Asciano, Chiesa del Giardino
17 dicembre 2001- 7 gennaio 2012
Le opere che Francesco Del Casino (Siena, 1944) propone per la mostra si legano a doppio filo al suggestivo ambiente della Chiesa del Giardino. Lo spazio sacro, infatti, è da sempre il fulcro della vita di una comunità nonché sua specifica espressione; quale miglior luogo, allora, per collocare un’arte che ha come più intima caratteristica quella di parlare alla e della società? La stessa scelta del soggetto non è affatto casuale: temi biblici ed evangelici che furono del Caravaggio (Il sacrificio di Isacco, la Cena in Emmaus, il San Giovanni Battista, l’Ecce homo, la Natività) e a cui Del Casino guarda con occhi nuovi .

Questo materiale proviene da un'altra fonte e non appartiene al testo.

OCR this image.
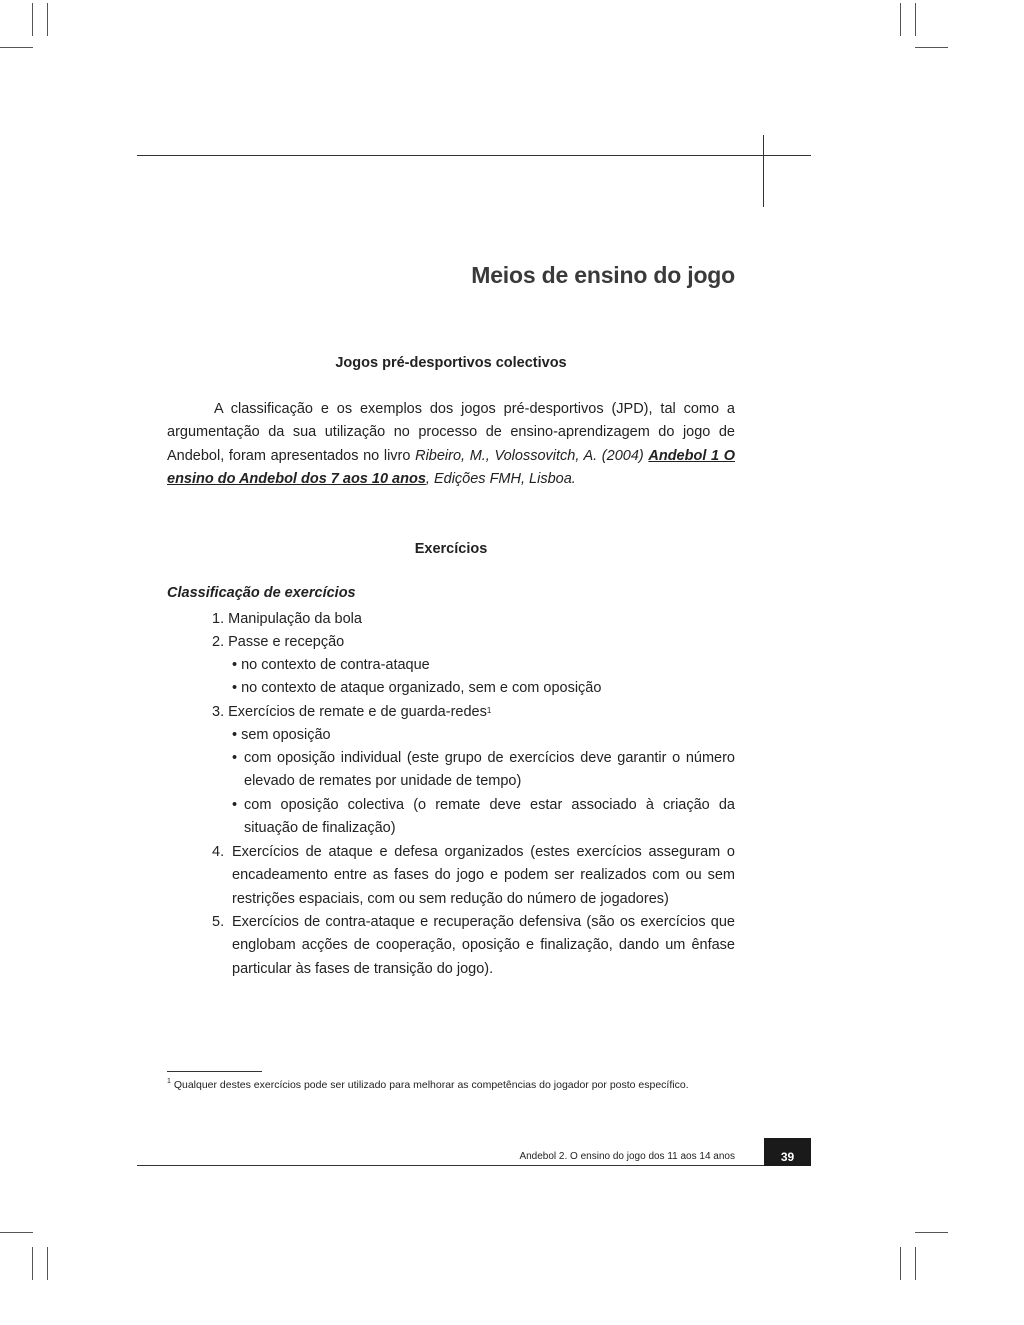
Meios de ensino do jogo
Jogos pré-desportivos colectivos

A classificação e os exemplos dos jogos pré-desportivos (JPD), tal como a argumentação da sua utilização no processo de ensino-aprendizagem do jogo de Andebol, foram apresentados no livro Ribeiro, M., Volossovitch, A. (2004) Andebol 1 O ensino do Andebol dos 7 aos 10 anos, Edições FMH, Lisboa.

Exercícios
Classificação de exercícios
1. Manipulação da bola
2. Passe e recepção
• no contexto de contra-ataque
• no contexto de ataque organizado, sem e com oposição
3. Exercícios de remate e de guarda-redes$^1$
• sem oposição
• com oposição individual (este grupo de exercícios deve garantir o número elevado de remates por unidade de tempo)
• com oposição colectiva (o remate deve estar associado à criação da situação de finalização)
4. Exercícios de ataque e defesa organizados (estes exercícios asseguram o encadeamento entre as fases do jogo e podem ser realizados com ou sem restrições espaciais, com ou sem redução do número de jogadores)
5. Exercícios de contra-ataque e recuperação defensiva (são os exercícios que englobam acções de cooperação, oposição e finalização, dando um ênfase particular às fases de transição do jogo).
$^1$ Qualquer destes exercícios pode ser utilizado para melhorar as competências do jogador por posto específico.
Andebol 2. O ensino do jogo dos 11 aos 14 anos	39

Come è noto, l’artista senese è irresistibilmente attratto dalla pratica di reinterpretare le opere di alcuni grandi maestri del passato. Nella sua vasta produzione, oltre agli echi del ‘realismo sociale’ di Guttuso e dei muralisti messicani che connotano i primi saggi pittorici, troviamo costanti riferimenti a Van Gogh, Ligabue e, ovviamente, Picasso. Ma se in questi casi l’artista guarda alla loro opera per coglierne elementi lessicali, farli propri ed inserirli nel suo abbecedario linguistico, dal Caravaggio, vessillo del miglior naturalismo italiano, prende a prestito soprattutto le tematiche, declinandole in forme post-cubiste, o per meglio dire del Picasso di Guernica.

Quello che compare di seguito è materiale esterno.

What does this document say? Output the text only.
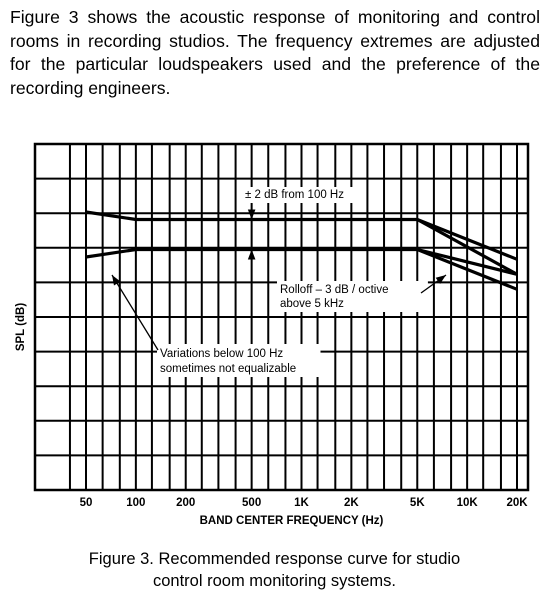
Figure 3 shows the acoustic response of monitoring and control rooms in recording studios. The frequency extremes are adjusted for the particular loudspeakers used and the preference of the recording engineers.

± 2 dB from 100 Hz
Rolloff – 3 dB / octive
above 5 kHz
Variations below 100 Hz
sometimes not equalizable
50	100	200	500	1K	2K	5K	10K	20K
BAND CENTER FREQUENCY (Hz)
SPL (dB)

Figure 3. Recommended response curve for studio
control room monitoring systems.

L’utilizzo del lessico cubista è certo congeniale per Del Casino, poiché permette di scompaginare i canoni della visione ‘tradizionale’ dando la possibilità di mostrare, e quindi vedere, le cose da più punti di vista contemporaneamente. Va da sé che tutto ciò ha un valore non solo stilistico ma più propriamente concettuale: rendere più efficacemente la complessità del reale.

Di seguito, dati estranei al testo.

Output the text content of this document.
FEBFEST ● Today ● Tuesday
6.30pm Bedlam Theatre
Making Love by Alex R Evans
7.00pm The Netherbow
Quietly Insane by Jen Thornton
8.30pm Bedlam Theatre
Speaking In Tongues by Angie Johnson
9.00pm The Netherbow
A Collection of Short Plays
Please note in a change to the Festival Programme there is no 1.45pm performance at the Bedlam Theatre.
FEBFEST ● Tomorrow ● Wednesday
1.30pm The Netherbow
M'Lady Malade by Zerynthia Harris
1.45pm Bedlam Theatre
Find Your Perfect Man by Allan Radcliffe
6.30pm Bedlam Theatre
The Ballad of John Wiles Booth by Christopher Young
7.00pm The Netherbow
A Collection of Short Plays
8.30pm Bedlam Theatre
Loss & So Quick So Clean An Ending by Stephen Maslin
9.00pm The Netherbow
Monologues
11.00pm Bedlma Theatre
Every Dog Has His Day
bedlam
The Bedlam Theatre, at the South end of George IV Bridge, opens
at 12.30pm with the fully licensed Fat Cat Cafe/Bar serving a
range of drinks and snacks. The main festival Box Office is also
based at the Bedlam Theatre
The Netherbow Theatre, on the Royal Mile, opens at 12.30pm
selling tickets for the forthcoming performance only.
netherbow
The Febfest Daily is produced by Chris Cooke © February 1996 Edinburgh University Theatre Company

Il rapporto col cubismo è ulteriormente rinsaldato dal comune sguardo alla cultura artistica tribale che si fa particolarmente evidente nelle sculture di Del Casino, dove la ripresa di certe soluzioni espressive ‘essenziali’ è funzionale alla comunicazione del messaggio.
Del Casino, così, elabora un linguaggio che mira a narrare la condizione umana; la sua arte, allora, non deve essere letta come un semplice compiacimento estetico ma in quanto prodotto della società che la genera, di conseguenza intrisa di riferimenti antropologici.